7 Conclusions and Limitations

This study provides validated design guidelines for a PPUI to resolve the persisting relationship-building/decision-making tension. We demonstrate the importance of understanding the rationales behind observable practices as they can inform a more successful design of IS artifacts. As of today, bankNotes has been turned into a production system by an external company and is regularly used by RegioBank. Their advisors have freedom of choice and can use it whenever they see it “fits” the conversation. The bank also offers the system as a product to other banks in Switzerland. The production system follows the design presented in this paper.

BankNotes resolves the relationship/decision-making tension by combining the advantages of pen and paper (i.e., the “PP”) with technology (i.e., the “UI”). Existing research on IT-supported advisory services often emphasizes the “UI” over the “PP”. For example, the aim to increase transparency with a new system forced advisors to adhere to a predefined practice of sharing information with their clients, leading to unnatural interactions (Nussbaumer et al. 2012). Often, the introduced systems hamper the advisors’ interaction with clients. The clients register these nuanced differences as the advisors focus more on the system (Kilic et al. 2016) or cannot engage in their usual practices (Nussbaumer et al. 2012). A recent study of a mixed-realty system called LivePaper demonstrates the potential of PPUIs (Dolata et al. 2020). However, such systems are costly, do not support mobile services, and potentially introduce excitement and disturbance.

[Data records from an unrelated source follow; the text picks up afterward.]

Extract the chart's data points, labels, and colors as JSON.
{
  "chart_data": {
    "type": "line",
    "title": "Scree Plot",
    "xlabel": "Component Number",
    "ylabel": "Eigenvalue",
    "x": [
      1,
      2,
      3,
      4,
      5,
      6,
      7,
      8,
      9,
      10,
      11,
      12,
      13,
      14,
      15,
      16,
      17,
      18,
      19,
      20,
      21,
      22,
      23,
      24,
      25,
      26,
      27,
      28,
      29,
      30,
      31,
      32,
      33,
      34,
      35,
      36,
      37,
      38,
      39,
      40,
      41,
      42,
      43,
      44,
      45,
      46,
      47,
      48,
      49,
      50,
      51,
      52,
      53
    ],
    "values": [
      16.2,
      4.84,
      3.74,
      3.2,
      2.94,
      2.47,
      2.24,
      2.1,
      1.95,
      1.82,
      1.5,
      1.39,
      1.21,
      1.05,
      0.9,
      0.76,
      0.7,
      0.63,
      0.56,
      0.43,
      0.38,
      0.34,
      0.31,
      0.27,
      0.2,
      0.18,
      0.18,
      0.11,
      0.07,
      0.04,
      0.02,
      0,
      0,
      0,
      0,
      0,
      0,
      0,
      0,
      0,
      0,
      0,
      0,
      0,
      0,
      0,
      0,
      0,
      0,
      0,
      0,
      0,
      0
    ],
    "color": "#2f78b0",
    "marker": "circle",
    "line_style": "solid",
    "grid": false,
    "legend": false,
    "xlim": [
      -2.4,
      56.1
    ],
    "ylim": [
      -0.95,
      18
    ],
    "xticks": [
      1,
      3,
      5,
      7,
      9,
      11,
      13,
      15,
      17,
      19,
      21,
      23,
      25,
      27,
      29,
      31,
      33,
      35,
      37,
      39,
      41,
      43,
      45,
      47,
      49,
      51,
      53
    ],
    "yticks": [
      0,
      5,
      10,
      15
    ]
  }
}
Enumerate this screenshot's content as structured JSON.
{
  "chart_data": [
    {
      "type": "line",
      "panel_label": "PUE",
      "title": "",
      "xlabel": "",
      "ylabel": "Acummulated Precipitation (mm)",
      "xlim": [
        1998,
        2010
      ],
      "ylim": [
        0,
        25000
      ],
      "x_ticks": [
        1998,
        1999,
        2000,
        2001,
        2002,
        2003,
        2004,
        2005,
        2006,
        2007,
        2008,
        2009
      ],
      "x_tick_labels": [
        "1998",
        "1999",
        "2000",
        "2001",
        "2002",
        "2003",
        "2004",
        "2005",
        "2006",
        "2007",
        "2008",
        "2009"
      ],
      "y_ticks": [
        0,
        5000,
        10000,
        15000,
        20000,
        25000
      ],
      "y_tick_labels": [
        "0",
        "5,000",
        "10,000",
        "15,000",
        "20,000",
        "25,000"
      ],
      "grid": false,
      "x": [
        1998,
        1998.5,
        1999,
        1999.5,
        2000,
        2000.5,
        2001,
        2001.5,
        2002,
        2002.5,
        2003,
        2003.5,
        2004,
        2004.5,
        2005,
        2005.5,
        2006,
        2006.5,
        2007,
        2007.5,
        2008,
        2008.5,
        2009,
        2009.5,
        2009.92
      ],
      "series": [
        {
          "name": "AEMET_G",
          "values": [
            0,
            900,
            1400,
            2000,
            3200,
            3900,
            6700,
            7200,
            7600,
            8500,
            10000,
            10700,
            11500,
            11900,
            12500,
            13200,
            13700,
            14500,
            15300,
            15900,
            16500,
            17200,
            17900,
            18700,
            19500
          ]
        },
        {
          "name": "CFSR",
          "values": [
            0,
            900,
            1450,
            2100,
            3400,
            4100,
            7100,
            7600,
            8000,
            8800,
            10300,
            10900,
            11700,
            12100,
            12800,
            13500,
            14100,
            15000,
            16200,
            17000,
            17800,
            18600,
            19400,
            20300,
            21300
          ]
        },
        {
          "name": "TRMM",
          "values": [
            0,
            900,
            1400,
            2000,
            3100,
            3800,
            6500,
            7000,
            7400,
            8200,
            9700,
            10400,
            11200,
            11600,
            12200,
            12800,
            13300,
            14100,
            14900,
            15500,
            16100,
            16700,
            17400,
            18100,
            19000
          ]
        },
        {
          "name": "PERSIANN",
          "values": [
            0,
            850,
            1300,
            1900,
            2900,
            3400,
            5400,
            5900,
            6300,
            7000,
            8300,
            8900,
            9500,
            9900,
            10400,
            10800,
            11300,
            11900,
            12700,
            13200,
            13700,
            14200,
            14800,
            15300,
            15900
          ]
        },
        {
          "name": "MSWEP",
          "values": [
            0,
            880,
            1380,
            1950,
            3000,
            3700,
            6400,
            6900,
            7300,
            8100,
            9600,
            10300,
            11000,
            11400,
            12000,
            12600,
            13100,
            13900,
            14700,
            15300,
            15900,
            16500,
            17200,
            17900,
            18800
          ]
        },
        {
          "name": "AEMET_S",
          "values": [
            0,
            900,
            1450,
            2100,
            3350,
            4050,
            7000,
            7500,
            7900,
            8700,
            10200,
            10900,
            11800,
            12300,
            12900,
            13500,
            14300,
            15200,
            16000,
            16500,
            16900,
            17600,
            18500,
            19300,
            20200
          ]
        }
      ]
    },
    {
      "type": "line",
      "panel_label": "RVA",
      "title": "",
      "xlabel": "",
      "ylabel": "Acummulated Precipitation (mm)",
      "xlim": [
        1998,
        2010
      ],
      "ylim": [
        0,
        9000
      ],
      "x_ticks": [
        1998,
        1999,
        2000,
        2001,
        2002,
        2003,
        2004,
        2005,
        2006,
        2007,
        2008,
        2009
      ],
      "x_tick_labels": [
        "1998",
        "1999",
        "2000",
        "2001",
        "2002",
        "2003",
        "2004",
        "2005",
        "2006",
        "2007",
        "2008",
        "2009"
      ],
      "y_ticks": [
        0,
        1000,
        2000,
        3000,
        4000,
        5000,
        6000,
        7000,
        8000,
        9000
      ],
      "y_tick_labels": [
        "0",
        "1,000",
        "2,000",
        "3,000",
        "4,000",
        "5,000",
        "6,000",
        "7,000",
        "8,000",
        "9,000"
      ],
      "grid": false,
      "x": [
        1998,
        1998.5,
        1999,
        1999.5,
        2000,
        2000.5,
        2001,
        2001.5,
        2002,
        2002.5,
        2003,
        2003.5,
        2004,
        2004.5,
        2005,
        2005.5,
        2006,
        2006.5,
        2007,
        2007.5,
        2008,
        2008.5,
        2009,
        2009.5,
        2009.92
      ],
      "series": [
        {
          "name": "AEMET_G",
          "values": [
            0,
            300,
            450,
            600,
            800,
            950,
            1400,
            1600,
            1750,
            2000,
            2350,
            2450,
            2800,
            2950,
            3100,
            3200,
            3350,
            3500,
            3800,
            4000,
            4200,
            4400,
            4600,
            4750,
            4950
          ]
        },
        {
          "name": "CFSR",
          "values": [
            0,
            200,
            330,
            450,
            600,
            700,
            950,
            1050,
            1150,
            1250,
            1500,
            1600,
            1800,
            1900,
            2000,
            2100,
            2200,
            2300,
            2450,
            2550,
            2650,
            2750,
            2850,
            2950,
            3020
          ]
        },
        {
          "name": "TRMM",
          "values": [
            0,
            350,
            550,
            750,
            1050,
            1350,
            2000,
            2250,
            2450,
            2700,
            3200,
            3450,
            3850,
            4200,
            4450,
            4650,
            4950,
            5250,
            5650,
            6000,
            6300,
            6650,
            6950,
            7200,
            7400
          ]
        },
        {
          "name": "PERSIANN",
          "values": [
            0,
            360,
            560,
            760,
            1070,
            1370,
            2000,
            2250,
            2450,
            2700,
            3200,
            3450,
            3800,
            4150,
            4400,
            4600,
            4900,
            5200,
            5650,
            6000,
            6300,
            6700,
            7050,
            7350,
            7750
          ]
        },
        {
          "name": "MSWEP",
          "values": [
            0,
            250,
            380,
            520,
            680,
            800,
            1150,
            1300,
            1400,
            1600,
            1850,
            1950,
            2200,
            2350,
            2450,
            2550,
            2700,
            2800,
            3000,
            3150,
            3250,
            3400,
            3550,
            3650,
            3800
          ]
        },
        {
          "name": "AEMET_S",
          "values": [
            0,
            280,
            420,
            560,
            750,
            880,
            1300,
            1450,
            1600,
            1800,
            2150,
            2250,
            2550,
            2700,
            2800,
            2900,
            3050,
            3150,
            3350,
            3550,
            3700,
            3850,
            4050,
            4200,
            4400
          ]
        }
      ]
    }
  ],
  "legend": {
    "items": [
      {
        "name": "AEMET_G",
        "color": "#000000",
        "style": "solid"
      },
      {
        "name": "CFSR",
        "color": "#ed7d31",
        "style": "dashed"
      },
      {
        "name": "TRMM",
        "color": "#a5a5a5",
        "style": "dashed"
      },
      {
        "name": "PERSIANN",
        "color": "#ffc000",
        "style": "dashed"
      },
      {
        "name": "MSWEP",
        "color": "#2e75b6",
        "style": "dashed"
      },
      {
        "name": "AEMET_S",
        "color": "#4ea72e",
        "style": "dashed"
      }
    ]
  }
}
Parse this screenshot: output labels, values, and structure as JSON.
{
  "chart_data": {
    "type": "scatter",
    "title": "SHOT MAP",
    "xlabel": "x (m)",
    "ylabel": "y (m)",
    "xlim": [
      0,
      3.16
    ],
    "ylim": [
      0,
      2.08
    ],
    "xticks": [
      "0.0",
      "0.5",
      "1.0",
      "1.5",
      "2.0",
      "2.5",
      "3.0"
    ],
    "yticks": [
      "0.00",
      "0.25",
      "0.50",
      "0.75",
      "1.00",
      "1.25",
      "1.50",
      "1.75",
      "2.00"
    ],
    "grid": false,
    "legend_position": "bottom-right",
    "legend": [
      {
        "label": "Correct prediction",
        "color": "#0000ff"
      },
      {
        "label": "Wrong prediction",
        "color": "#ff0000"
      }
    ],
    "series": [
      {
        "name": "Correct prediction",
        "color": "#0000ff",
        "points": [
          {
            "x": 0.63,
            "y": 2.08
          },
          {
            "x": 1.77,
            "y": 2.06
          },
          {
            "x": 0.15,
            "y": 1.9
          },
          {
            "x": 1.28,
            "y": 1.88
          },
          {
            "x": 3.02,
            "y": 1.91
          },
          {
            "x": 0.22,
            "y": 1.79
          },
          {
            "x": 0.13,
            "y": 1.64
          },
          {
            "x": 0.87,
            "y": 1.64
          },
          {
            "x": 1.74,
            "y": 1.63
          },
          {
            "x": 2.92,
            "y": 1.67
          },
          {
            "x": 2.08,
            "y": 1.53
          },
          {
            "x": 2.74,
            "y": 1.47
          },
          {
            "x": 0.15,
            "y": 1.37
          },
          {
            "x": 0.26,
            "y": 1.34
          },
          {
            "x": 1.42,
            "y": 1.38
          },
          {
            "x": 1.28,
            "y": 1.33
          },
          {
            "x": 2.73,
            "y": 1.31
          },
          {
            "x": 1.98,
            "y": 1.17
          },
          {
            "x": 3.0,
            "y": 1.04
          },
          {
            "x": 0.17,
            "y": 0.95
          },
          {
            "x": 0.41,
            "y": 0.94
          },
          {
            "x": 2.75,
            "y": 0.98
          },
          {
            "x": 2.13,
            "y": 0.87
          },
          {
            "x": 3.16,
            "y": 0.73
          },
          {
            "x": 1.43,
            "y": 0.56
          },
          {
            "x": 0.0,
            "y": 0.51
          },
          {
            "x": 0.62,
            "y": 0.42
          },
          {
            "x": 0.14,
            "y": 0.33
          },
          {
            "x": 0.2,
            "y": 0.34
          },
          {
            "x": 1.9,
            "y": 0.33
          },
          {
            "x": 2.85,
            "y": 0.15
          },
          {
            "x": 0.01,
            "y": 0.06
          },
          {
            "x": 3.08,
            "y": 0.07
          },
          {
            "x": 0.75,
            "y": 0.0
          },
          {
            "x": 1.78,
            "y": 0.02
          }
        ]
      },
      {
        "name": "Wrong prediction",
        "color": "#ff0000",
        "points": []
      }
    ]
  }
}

BankNotes maintains existing pen-and-paper practices and facilitates new practices that align with the underlying rationales. This combination provides a superior experience through calm advice. It bridges the relationship-building and decision-making modes. The “PP” half of bankNotes allows advisors to rely on their established and perfectioned practices grounded in their aim to establish a personal relationship and manage their clients’ focus to elicit their needs and arrive at a shared understanding. The”UI” half of bankNotes taps into the advantages of calm technology to empower advisors to excel in their provided service quality.

Despite the successful implementation in practice, this study has limitations. First, while the evaluation resembled a real-world advisory encounter, the participants were not actual clients wanting a mortgage. Future research could evaluate the production system based on bankNotes to replicate the results. Second, the sample size only allows for the observation of strong effects in cases where the large majority exhibited similar tendencies. A larger sample size could further improve the external validity of our findings. Finally, this study focuses on a specific form of financial advice (i.e., mortgages). Mortgage advice-giving usually does not result in a comparable client-advisor relationship as compared with, for example, investment advice. This might have implications for the generalizability of our findings. However, we believe that our findings are generalizable across most advisory services, which are (1) one-time encounters and (2) initial encounters for long-term relationships. Regardless of the context, advisors must be able to bridge relationship-building and decision-making early on. Future research should investigate the applicability of calm advice in other advisory services, such as investment advice and medical consultations (Färber et al. 2019).